Seperti dipaparkan oleh para penulis, politik yang digambarkan mengingatkan pada beberapa sistem yang berkembang di Yunani kuno, tempat kelahiran demokrasi. Demokrasi Yunani memberikan kekuasaan pada orang biasa—pengrajin, buruh, pemilik toko, petani, pelaut, dan lain-lain seperti mereka. Sialnya waktu itu, wanita tidak diizinkan untuk berpartisipasi. Begitu pula penduduk non-warga negara dan orang-orang yang ditahan sebagai budak. Tetapi karena hal yang sama berlaku untuk semua negara-kota Yunani terlepas dari sistem politik mereka (oligarki, tirani, dll.), kekurangan ini berkaitan dengan adat istiadat budaya dan sosial ekonomi yang berlaku waktu itu, bukan demokrasi.

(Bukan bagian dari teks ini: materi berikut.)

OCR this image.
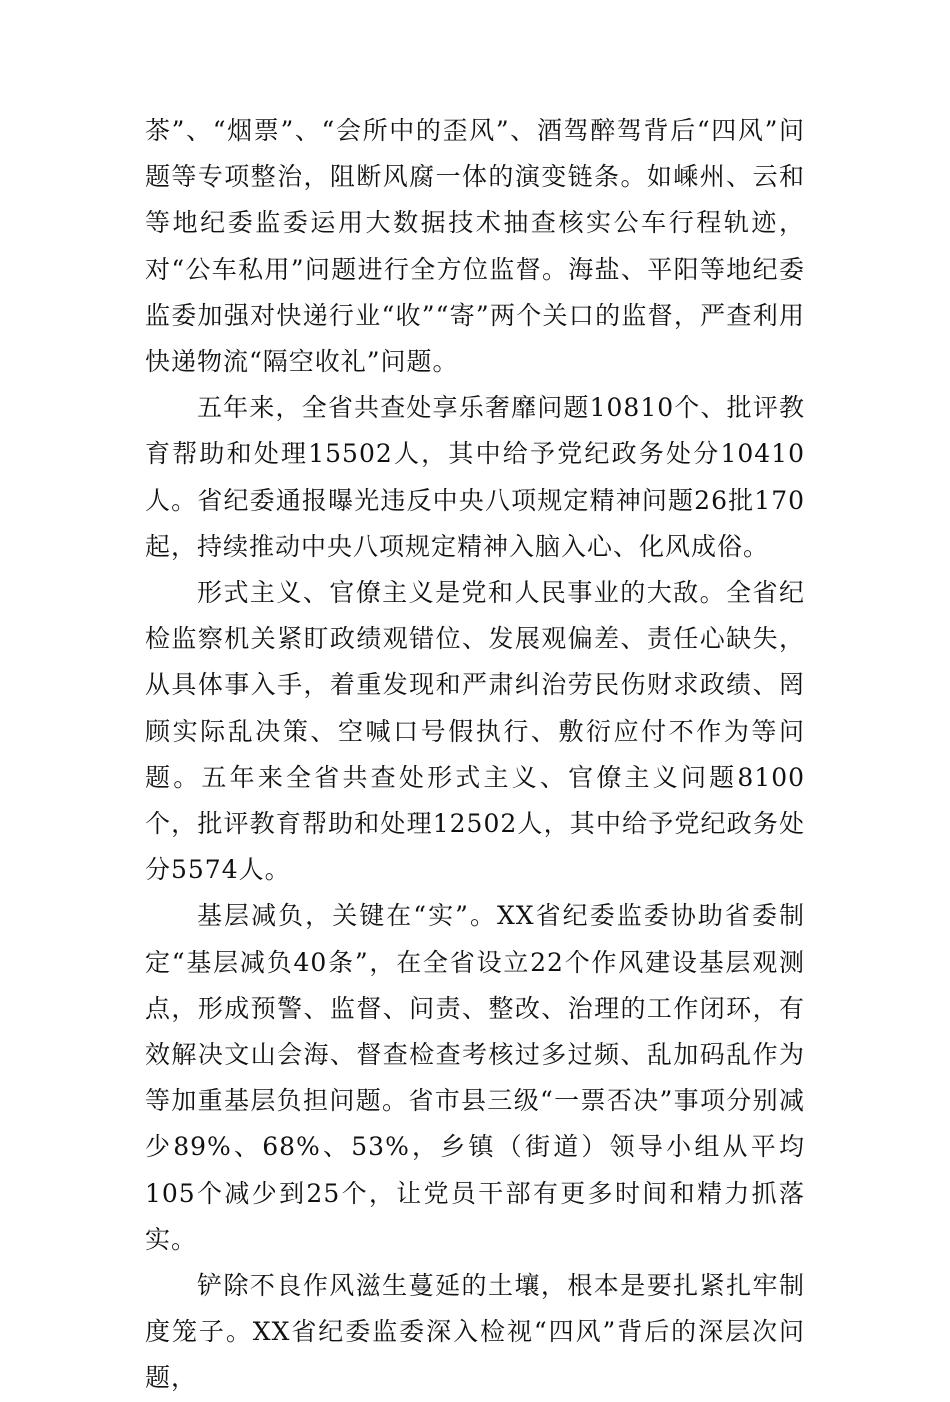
茶”、“烟票”、“会所中的歪风”、酒驾醉驾背后“四风”问题等专项整治，阻断风腐一体的演变链条。如嵊州、云和等地纪委监委运用大数据技术抽查核实公车行程轨迹，对“公车私用”问题进行全方位监督。海盐、平阳等地纪委监委加强对快递行业“收”“寄”两个关口的监督，严查利用快递物流“隔空收礼”问题。

五年来，全省共查处享乐奢靡问题10810个、批评教育帮助和处理15502人，其中给予党纪政务处分10410人。省纪委通报曝光违反中央八项规定精神问题26批170起，持续推动中央八项规定精神入脑入心、化风成俗。

形式主义、官僚主义是党和人民事业的大敌。全省纪检监察机关紧盯政绩观错位、发展观偏差、责任心缺失，从具体事入手，着重发现和严肃纠治劳民伤财求政绩、罔顾实际乱决策、空喊口号假执行、敷衍应付不作为等问题。五年来全省共查处形式主义、官僚主义问题8100个，批评教育帮助和处理12502人，其中给予党纪政务处分5574人。

基层减负，关键在“实”。XX省纪委监委协助省委制定“基层减负40条”，在全省设立22个作风建设基层观测点，形成预警、监督、问责、整改、治理的工作闭环，有效解决文山会海、督查检查考核过多过频、乱加码乱作为等加重基层负担问题。省市县三级“一票否决”事项分别减少89%、68%、53%，乡镇（街道）领导小组从平均105个减少到25个，让党员干部有更多时间和精力抓落实。

铲除不良作风滋生蔓延的土壤，根本是要扎紧扎牢制度笼子。XX省纪委监委深入检视“四风”背后的深层次问题，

Dianggap murni secara politis, demokrasi Yunani berdiri terpisah sebagai sistem pemerintahan pertama dan satu-satunya hingga saat ini yang mengambil kekuasaan dari elit dan me-nempatkannya di tangan mayoritas non-elit. Ini termasuk kendali atas pengeluaran negara, kekuasaan untuk membuat undang-undang dan menetapkan kebijakan, hak untuk mengangkat dan memberhentikan pejabat, otoritas peradilan, kekuasaan darurat untuk bertindak dalam krisis, dan kendali atas urusan luar negeri dan perang. Menurut Waxman and McCulloch sistem ini bukan untuk mengatakan bahwa elit tidak terus memainkan peran besar: lebih terdidik, diuntungkan secara materi, dan terbiasa mengambil alih, mereka cenderung lebih terampil dalam seni pemerintahan dan persuasi. Namun demikian, elit tidak dapat mencapai apa pun di bawah pemerintahan demokratis jika mereka tidak dapat meyakinkan massa besar bahwa langkah-langkah yang mereka anjurkan memajukan kepentingan semua orang. Karena dalam demokrasi, rakyat berkuasa. Bukan oligarchy, the rule of the powerful few over the powerless many.
Demokrasi Yunani berakhir ketika seluruh Yunani jatuh di bawah kekuasaan, pertama Makedonia dan kemudian Roma—kedua negara dikendalikan oleh elit yang dengan tegas menentang membiarkan orang lain menjalankan kekuasaan politik. Hal yang sama berlaku sejak saat itu, hingga dan termasuk apa yang disebut demokrasi elektoral saat ini. Karena tidak dapat disangkal bahwa di negara bagian yang pemimpinnya dipilih dan semua jabatan tinggi lainnya diisi oleh orang yang ditunjuknya, otoritas tertinggi untuk mengenakan pajak, membelanjakan, membuat undang-undang, menetapkan kebijakan, mengadili, mengelola, dan mengendalikan polisi jatuh ke tangan orang-orang yang bukan orang biasa. Penguasa kita direkrut dari elit politik, bisnis, keuangan, birokrasi sipil dan militer, dan profesi. Mereka juga tidak dapat mencapai posisi tinggi mereka di pemerintahan tanpa dukungan yang luas dan berkantong tebal dari elit lainnya. Bahkan mereka yang memulai sebagai anggota mayoritas non-elit mencapai keunggulan politik hanya dengan pertama-tama masuk ke lembaga pendidikan elit, mendapatkan kredensial profesional, memegang posisi tinggi di sektor swasta, atau membedakan diri mereka sebagai orang luar biasa.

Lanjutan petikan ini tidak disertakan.